Le METI a promu la transformation numérique par des outils politiques tels que le Code de gouvernance numérique — un guide des meilleures pratiques — et des subventions ciblées pour aider les petites et moyennes entreprises à mettre en œuvre des améliorations numériques. Ces efforts s’inscrivent dans la vision stratégique plus large du Japon, désignée sous le nom de « Société 5.0 », qui envisage d’utiliser l’innovation numérique pour résoudre des défis sociaux complexes, allant du vieillissement démographique à la dégradation environnementale.
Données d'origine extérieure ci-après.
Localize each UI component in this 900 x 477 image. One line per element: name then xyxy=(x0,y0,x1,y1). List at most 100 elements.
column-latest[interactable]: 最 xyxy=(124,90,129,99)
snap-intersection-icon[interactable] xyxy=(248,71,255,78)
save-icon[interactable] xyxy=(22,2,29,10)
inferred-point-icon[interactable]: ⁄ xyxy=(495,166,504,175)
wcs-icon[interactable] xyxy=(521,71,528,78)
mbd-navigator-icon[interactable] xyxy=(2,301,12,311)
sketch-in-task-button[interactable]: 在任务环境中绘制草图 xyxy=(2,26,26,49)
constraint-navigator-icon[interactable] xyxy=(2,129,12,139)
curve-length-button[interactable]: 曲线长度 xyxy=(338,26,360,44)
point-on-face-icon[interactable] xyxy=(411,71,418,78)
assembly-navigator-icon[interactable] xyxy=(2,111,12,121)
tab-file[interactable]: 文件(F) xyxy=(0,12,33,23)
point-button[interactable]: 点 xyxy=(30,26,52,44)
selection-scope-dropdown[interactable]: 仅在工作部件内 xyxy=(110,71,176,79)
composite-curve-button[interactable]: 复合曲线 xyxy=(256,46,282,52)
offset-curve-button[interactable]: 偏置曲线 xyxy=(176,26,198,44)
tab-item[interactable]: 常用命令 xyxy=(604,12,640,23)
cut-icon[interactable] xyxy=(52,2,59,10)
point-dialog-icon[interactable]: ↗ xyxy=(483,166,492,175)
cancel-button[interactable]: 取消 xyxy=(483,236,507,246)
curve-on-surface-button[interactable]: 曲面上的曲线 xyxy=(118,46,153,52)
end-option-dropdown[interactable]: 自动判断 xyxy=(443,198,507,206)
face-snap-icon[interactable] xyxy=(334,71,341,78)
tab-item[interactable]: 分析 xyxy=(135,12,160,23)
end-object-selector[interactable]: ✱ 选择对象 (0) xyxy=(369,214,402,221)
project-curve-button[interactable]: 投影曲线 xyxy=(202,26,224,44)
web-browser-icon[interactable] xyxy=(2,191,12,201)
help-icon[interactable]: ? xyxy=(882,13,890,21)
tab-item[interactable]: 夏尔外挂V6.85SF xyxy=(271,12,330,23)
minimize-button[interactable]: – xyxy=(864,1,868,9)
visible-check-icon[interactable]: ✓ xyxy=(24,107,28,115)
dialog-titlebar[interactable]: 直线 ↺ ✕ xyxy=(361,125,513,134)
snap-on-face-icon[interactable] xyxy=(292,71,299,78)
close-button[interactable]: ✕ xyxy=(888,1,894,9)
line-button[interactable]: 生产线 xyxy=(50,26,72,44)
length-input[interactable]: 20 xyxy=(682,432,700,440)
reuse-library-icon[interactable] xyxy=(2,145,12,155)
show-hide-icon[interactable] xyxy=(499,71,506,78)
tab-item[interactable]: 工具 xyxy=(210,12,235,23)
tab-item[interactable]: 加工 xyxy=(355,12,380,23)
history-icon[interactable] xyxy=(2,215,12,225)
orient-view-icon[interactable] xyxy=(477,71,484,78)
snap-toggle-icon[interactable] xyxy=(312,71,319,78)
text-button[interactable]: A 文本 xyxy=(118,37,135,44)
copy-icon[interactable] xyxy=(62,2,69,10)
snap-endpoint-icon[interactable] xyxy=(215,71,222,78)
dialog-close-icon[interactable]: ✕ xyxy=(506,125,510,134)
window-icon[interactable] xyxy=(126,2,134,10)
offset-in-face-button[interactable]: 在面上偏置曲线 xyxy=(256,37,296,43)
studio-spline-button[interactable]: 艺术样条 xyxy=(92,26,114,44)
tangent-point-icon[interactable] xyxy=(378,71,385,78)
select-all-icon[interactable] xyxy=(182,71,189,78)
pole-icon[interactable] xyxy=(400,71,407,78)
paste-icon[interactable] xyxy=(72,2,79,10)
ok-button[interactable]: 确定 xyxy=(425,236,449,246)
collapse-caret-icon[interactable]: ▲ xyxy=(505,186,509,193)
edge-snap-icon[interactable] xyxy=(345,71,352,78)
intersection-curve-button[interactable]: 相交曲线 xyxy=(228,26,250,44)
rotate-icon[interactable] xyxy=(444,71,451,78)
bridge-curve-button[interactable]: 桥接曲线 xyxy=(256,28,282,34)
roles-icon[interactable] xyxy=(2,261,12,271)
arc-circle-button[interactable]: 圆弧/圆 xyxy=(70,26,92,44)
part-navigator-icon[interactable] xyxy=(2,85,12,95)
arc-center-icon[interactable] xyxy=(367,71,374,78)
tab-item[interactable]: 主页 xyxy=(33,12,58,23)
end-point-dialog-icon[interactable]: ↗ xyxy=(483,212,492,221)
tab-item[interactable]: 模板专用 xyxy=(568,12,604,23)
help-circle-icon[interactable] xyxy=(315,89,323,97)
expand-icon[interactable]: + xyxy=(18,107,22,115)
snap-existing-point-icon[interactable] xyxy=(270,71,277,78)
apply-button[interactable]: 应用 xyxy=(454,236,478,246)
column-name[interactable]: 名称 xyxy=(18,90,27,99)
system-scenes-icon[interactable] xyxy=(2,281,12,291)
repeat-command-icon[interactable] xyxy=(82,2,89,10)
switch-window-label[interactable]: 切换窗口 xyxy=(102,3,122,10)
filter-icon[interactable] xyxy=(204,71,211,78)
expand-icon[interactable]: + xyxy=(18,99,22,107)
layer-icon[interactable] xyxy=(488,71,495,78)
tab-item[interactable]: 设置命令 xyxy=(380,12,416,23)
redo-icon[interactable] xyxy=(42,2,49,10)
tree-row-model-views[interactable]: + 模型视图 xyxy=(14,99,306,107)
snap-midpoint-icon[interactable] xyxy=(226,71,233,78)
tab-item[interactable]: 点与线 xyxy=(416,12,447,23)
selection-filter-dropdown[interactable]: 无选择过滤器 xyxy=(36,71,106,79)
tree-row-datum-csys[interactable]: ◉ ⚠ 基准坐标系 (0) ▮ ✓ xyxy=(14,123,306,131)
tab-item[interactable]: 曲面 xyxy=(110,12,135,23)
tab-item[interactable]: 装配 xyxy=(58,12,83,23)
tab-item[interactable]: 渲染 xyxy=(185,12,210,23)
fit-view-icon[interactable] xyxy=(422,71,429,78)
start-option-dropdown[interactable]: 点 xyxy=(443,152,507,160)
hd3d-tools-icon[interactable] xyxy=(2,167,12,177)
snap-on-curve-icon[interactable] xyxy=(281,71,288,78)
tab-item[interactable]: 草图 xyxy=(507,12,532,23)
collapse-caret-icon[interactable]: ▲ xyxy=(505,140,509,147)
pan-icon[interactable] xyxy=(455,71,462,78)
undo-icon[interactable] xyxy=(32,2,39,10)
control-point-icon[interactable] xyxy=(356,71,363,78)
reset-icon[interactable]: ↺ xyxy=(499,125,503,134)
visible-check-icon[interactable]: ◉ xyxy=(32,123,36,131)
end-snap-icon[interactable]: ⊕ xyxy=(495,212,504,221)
Collaboration avec le secteur privé
Le soutien du gouvernement a également catalysé des collaborations à grande échelle dans le secteur privé. Le METI a soutenu l’infrastructure de calcul IA dirigée par Nvidia, en collaboration avec des leaders du cloud domestiques comme SoftBank et GMO Internet Group, dans les secteurs de la robotique, de l’automobile, de la santé et des télécommunications. Le secteur privé répond vigoureusement avec des plans d’investissement massifs. En février 2025, le PDG de SoftBank, Masayoshi Son, et le PDG d’OpenAI, Sam Altman, ont annoncé une coentreprise pour lancer des services d’IA au Japon, soutenue par un accord de licence annuel de 3 milliards de dollars pour la technologie d’OpenAI.
Défis persistants
Cependant, des défis significatifs demeurent. Malgré son engagement élevé envers le leadership mondial en matière de durabilité numérique, le Japon continue de faire face à des obstacles internes qui pourraient freiner ses ambitions numériques. Le rapport 2024 du METI a identifié plusieurs lacunes : faible engagement des dirigeants dans la stratégie d’IA, insuffisance de talents liés à l’IA et culture d’entreprise aversion au risque qui ralentit l’innovation. L’adoption de l’IA dans des secteurs clés comme la fabrication et le commerce de détail reste inégale, et de nombreuses entreprises n’ont pas encore réussi à passer des projets pilotes à une transformation à l’échelle de l’entreprise.
Conclusion
Face à ces obstacles, l’orientation du Japon vers une réglementation de l’IA « light touch » et une coordination politique cohérente semble être une réponse à la fois opportune et stratégique aux impératifs domestiques et aux tendances mondiales. Comme de nombreuses autres économies, le Japon considère de plus en plus la transformation numérique comme un moteur clé de la croissance économique. Ses tentatives d’assumer un rôle de leader dans le domaine de l’IA devraient être comprises dans le cadre de cette vision stratégique plus large. Si ces efforts réussissent, l’expérience du Japon pourrait offrir un modèle pour naviguer dans le terrain complexe de l’IA et de la disruption numérique.